Depuis mars 2020, ces classes d’actions rémunérées à commission ont généré au moins 796 millions de dollars pour les conseillers, selon une analyse de Trading Insider.
Un initié du secteur a contesté le fait que les commissions aient stimulé la demande, arguant que « les frais ont mis la classe d’actifs à égalité et l’ont aidée à rivaliser avec d’autres classes d’actifs ».
Cette personne a déclaré que dans les comptes payants, un client qui investit dans l’une de ces BDC paierait des frais de distribution « conformes aux normes » pour d’autres actifs comme les actions, les obligations et les ETF.
Une répartition des frais payés
Seul Blue Owl a divulgué le montant des commissions initiales payées, rapportant 67,6 millions de dollars de commissions initiales sur ses deux BDC non négociés depuis son lancement.
La plupart des entreprises ne divulguent pas ces chiffres et les commissions payées par d’autres pourraient être plus ou moins élevées. En appliquant le ratio commissions/actif net de Blue Owl aux plus de 106 milliards de dollars détenus dans les plus grandes BDC de crédit privé de détail du secteur qui facturent des frais à plus de 1 % des clients, Trading Insider estime que les conseillers pourraient avoir collecté plus de 315 millions de dollars en commissions initiales, suite au changement d’application.
Le BCRED de Blackstone a versé 354 millions de dollars en frais de service annuels depuis 2021, tandis que Blue Owl a versé 138 millions de dollars à ses deux BDC. Trading Insider a identifié 711 millions de dollars de frais de gestion et de distribution payés aux conseillers.
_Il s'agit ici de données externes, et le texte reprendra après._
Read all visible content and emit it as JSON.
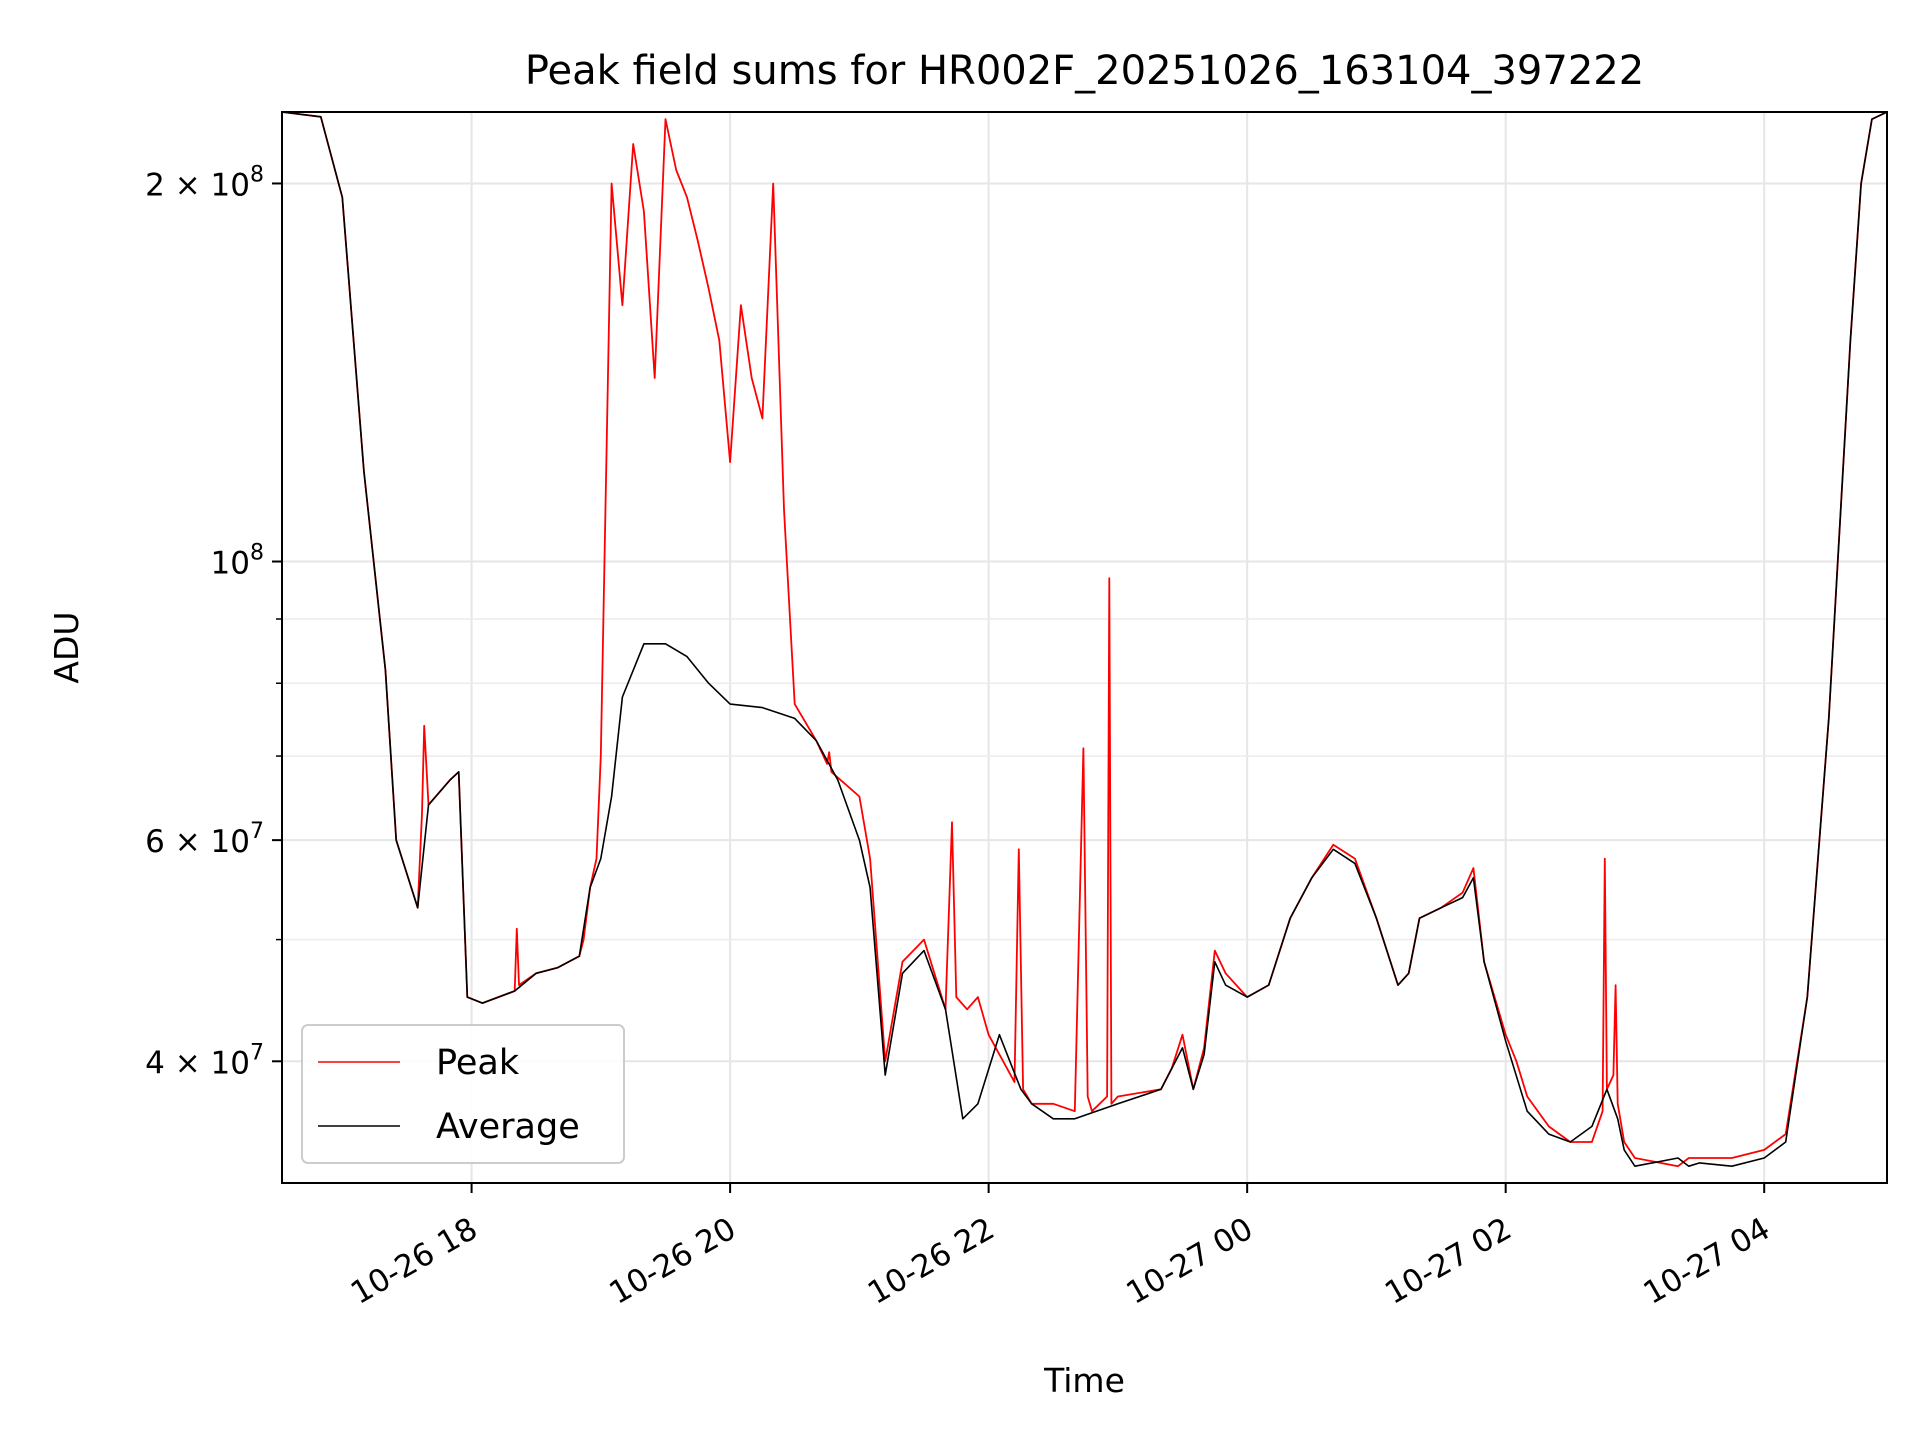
{
  "chart_data": {
    "type": "line",
    "title": "Peak field sums for HR002F_20251026_163104_397222",
    "xlabel": "Time",
    "ylabel": "ADU",
    "yscale": "log",
    "xlim": [
      "2025-10-26 16:32",
      "2025-10-27 04:57"
    ],
    "ylim": [
      32000000,
      228000000
    ],
    "grid": true,
    "legend_position": "lower-left",
    "x_ticks": [
      {
        "value": "2025-10-26 18:00",
        "label": "10-26 18"
      },
      {
        "value": "2025-10-26 20:00",
        "label": "10-26 20"
      },
      {
        "value": "2025-10-26 22:00",
        "label": "10-26 22"
      },
      {
        "value": "2025-10-27 00:00",
        "label": "10-27 00"
      },
      {
        "value": "2025-10-27 02:00",
        "label": "10-27 02"
      },
      {
        "value": "2025-10-27 04:00",
        "label": "10-27 04"
      }
    ],
    "y_ticks": [
      {
        "value": 40000000,
        "label": "4 × 10",
        "exp": "7"
      },
      {
        "value": 60000000,
        "label": "6 × 10",
        "exp": "7"
      },
      {
        "value": 100000000,
        "label": "10",
        "exp": "8"
      },
      {
        "value": 200000000,
        "label": "2 × 10",
        "exp": "8"
      }
    ],
    "y_minor_ticks": [
      50000000,
      70000000,
      80000000,
      90000000
    ],
    "series": [
      {
        "name": "Peak",
        "color": "#ff0000",
        "x": [
          "2025-10-26 16:32",
          "2025-10-26 16:50",
          "2025-10-26 17:00",
          "2025-10-26 17:10",
          "2025-10-26 17:20",
          "2025-10-26 17:25",
          "2025-10-26 17:35",
          "2025-10-26 17:37",
          "2025-10-26 17:38",
          "2025-10-26 17:40",
          "2025-10-26 17:50",
          "2025-10-26 17:54",
          "2025-10-26 17:58",
          "2025-10-26 18:05",
          "2025-10-26 18:20",
          "2025-10-26 18:21",
          "2025-10-26 18:22",
          "2025-10-26 18:30",
          "2025-10-26 18:40",
          "2025-10-26 18:50",
          "2025-10-26 18:52",
          "2025-10-26 18:55",
          "2025-10-26 18:58",
          "2025-10-26 19:00",
          "2025-10-26 19:05",
          "2025-10-26 19:10",
          "2025-10-26 19:15",
          "2025-10-26 19:20",
          "2025-10-26 19:25",
          "2025-10-26 19:30",
          "2025-10-26 19:35",
          "2025-10-26 19:40",
          "2025-10-26 19:45",
          "2025-10-26 19:50",
          "2025-10-26 19:55",
          "2025-10-26 20:00",
          "2025-10-26 20:05",
          "2025-10-26 20:10",
          "2025-10-26 20:15",
          "2025-10-26 20:20",
          "2025-10-26 20:25",
          "2025-10-26 20:30",
          "2025-10-26 20:40",
          "2025-10-26 20:45",
          "2025-10-26 20:46",
          "2025-10-26 20:47",
          "2025-10-26 21:00",
          "2025-10-26 21:05",
          "2025-10-26 21:12",
          "2025-10-26 21:20",
          "2025-10-26 21:30",
          "2025-10-26 21:40",
          "2025-10-26 21:43",
          "2025-10-26 21:45",
          "2025-10-26 21:50",
          "2025-10-26 21:55",
          "2025-10-26 22:00",
          "2025-10-26 22:12",
          "2025-10-26 22:14",
          "2025-10-26 22:16",
          "2025-10-26 22:20",
          "2025-10-26 22:30",
          "2025-10-26 22:40",
          "2025-10-26 22:44",
          "2025-10-26 22:46",
          "2025-10-26 22:48",
          "2025-10-26 22:55",
          "2025-10-26 22:56",
          "2025-10-26 22:57",
          "2025-10-26 23:00",
          "2025-10-26 23:20",
          "2025-10-26 23:25",
          "2025-10-26 23:30",
          "2025-10-26 23:35",
          "2025-10-26 23:40",
          "2025-10-26 23:45",
          "2025-10-26 23:50",
          "2025-10-27 00:00",
          "2025-10-27 00:10",
          "2025-10-27 00:20",
          "2025-10-27 00:30",
          "2025-10-27 00:40",
          "2025-10-27 00:50",
          "2025-10-27 01:00",
          "2025-10-27 01:10",
          "2025-10-27 01:15",
          "2025-10-27 01:20",
          "2025-10-27 01:30",
          "2025-10-27 01:40",
          "2025-10-27 01:45",
          "2025-10-27 01:50",
          "2025-10-27 02:00",
          "2025-10-27 02:05",
          "2025-10-27 02:10",
          "2025-10-27 02:20",
          "2025-10-27 02:30",
          "2025-10-27 02:40",
          "2025-10-27 02:45",
          "2025-10-27 02:46",
          "2025-10-27 02:47",
          "2025-10-27 02:50",
          "2025-10-27 02:51",
          "2025-10-27 02:52",
          "2025-10-27 02:55",
          "2025-10-27 03:00",
          "2025-10-27 03:20",
          "2025-10-27 03:25",
          "2025-10-27 03:30",
          "2025-10-27 03:45",
          "2025-10-27 04:00",
          "2025-10-27 04:10",
          "2025-10-27 04:20",
          "2025-10-27 04:30",
          "2025-10-27 04:40",
          "2025-10-27 04:45",
          "2025-10-27 04:50",
          "2025-10-27 04:57"
        ],
        "y": [
          228000000,
          226000000,
          195000000,
          118000000,
          82000000,
          60000000,
          53000000,
          63000000,
          74000000,
          64000000,
          67000000,
          68000000,
          45000000,
          44500000,
          45500000,
          51000000,
          46000000,
          47000000,
          47500000,
          48500000,
          50000000,
          55000000,
          58000000,
          70000000,
          200000000,
          160000000,
          215000000,
          190000000,
          140000000,
          225000000,
          205000000,
          195000000,
          180000000,
          165000000,
          150000000,
          120000000,
          160000000,
          140000000,
          130000000,
          200000000,
          110000000,
          77000000,
          72000000,
          69000000,
          70500000,
          68000000,
          65000000,
          58000000,
          40000000,
          48000000,
          50000000,
          44000000,
          62000000,
          45000000,
          44000000,
          45000000,
          42000000,
          38500000,
          59000000,
          38000000,
          37000000,
          37000000,
          36500000,
          71000000,
          37500000,
          36500000,
          37500000,
          97000000,
          37000000,
          37500000,
          38000000,
          39500000,
          42000000,
          38000000,
          41000000,
          49000000,
          47000000,
          45000000,
          46000000,
          52000000,
          56000000,
          59500000,
          58000000,
          52000000,
          46000000,
          47000000,
          52000000,
          53000000,
          54500000,
          57000000,
          48000000,
          42000000,
          40000000,
          37500000,
          35500000,
          34500000,
          34500000,
          36500000,
          58000000,
          38000000,
          39000000,
          46000000,
          37000000,
          34500000,
          33500000,
          33000000,
          33500000,
          33500000,
          33500000,
          34000000,
          35000000,
          45000000,
          75000000,
          150000000,
          200000000,
          225000000,
          228000000
        ]
      },
      {
        "name": "Average",
        "color": "#000000",
        "x": [
          "2025-10-26 16:32",
          "2025-10-26 16:50",
          "2025-10-26 17:00",
          "2025-10-26 17:10",
          "2025-10-26 17:20",
          "2025-10-26 17:25",
          "2025-10-26 17:35",
          "2025-10-26 17:40",
          "2025-10-26 17:50",
          "2025-10-26 17:54",
          "2025-10-26 17:58",
          "2025-10-26 18:05",
          "2025-10-26 18:20",
          "2025-10-26 18:30",
          "2025-10-26 18:40",
          "2025-10-26 18:50",
          "2025-10-26 18:55",
          "2025-10-26 19:00",
          "2025-10-26 19:05",
          "2025-10-26 19:10",
          "2025-10-26 19:20",
          "2025-10-26 19:30",
          "2025-10-26 19:40",
          "2025-10-26 19:50",
          "2025-10-26 20:00",
          "2025-10-26 20:15",
          "2025-10-26 20:30",
          "2025-10-26 20:40",
          "2025-10-26 20:50",
          "2025-10-26 21:00",
          "2025-10-26 21:05",
          "2025-10-26 21:12",
          "2025-10-26 21:20",
          "2025-10-26 21:30",
          "2025-10-26 21:40",
          "2025-10-26 21:48",
          "2025-10-26 21:55",
          "2025-10-26 22:05",
          "2025-10-26 22:15",
          "2025-10-26 22:20",
          "2025-10-26 22:30",
          "2025-10-26 22:40",
          "2025-10-26 23:00",
          "2025-10-26 23:20",
          "2025-10-26 23:30",
          "2025-10-26 23:35",
          "2025-10-26 23:40",
          "2025-10-26 23:45",
          "2025-10-26 23:50",
          "2025-10-27 00:00",
          "2025-10-27 00:10",
          "2025-10-27 00:20",
          "2025-10-27 00:30",
          "2025-10-27 00:40",
          "2025-10-27 00:50",
          "2025-10-27 01:00",
          "2025-10-27 01:10",
          "2025-10-27 01:15",
          "2025-10-27 01:20",
          "2025-10-27 01:30",
          "2025-10-27 01:40",
          "2025-10-27 01:45",
          "2025-10-27 01:50",
          "2025-10-27 02:00",
          "2025-10-27 02:10",
          "2025-10-27 02:20",
          "2025-10-27 02:30",
          "2025-10-27 02:40",
          "2025-10-27 02:47",
          "2025-10-27 02:52",
          "2025-10-27 02:55",
          "2025-10-27 03:00",
          "2025-10-27 03:20",
          "2025-10-27 03:25",
          "2025-10-27 03:30",
          "2025-10-27 03:45",
          "2025-10-27 04:00",
          "2025-10-27 04:10",
          "2025-10-27 04:20",
          "2025-10-27 04:30",
          "2025-10-27 04:40",
          "2025-10-27 04:45",
          "2025-10-27 04:50",
          "2025-10-27 04:57"
        ],
        "y": [
          228000000,
          226000000,
          195000000,
          118000000,
          82000000,
          60000000,
          53000000,
          64000000,
          67000000,
          68000000,
          45000000,
          44500000,
          45500000,
          47000000,
          47500000,
          48500000,
          55000000,
          58000000,
          65000000,
          78000000,
          86000000,
          86000000,
          84000000,
          80000000,
          77000000,
          76500000,
          75000000,
          72000000,
          67000000,
          60000000,
          55000000,
          39000000,
          47000000,
          49000000,
          44000000,
          36000000,
          37000000,
          42000000,
          38000000,
          37000000,
          36000000,
          36000000,
          37000000,
          38000000,
          41000000,
          38000000,
          40500000,
          48000000,
          46000000,
          45000000,
          46000000,
          52000000,
          56000000,
          59000000,
          57500000,
          52000000,
          46000000,
          47000000,
          52000000,
          53000000,
          54000000,
          56000000,
          48000000,
          41500000,
          36500000,
          35000000,
          34500000,
          35500000,
          38000000,
          36000000,
          34000000,
          33000000,
          33500000,
          33000000,
          33200000,
          33000000,
          33500000,
          34500000,
          45000000,
          75000000,
          150000000,
          200000000,
          225000000,
          228000000
        ]
      }
    ]
  }
}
Un porte-parole de Blackstone n’a pas fait de commentaire sur les frais, mais a déclaré que son « véritable nord continue de fournir des rendements nets supérieurs à nos investisseurs finaux, et c’est exactement ce que nous avons fait ». Ils ont souligné le rendement annualisé de 9,3 % des actions de classe I de la BCRED, soit une prime de plus de 50 % par rapport aux prêts à effet de levier.
Les autres entreprises mentionnées n’ont pas répondu aux demandes ou ont refusé de commenter.
Les classes payantes peuvent affecter sensiblement les rendements des investisseurs. Depuis leur création, les actions de classe I de Blue Owl Credit Income Corp ont généré un rendement annuel de 9,17 %, contre 7,51 % pour les actions de classe S achetées avec la charge de vente maximale.
Un investisseur qui aurait investi 100 000 $ dans le fonds en mars 2021 via des actions de classe I aurait gagné environ 16 300 $ de plus qu’un investisseur qui aurait acheté des actions de classe S. Plus d’un quart des gains des investisseurs de classe I au cours de cette période ont été effectivement redirigés pour compenser le courtier qui a vendu l’investissement.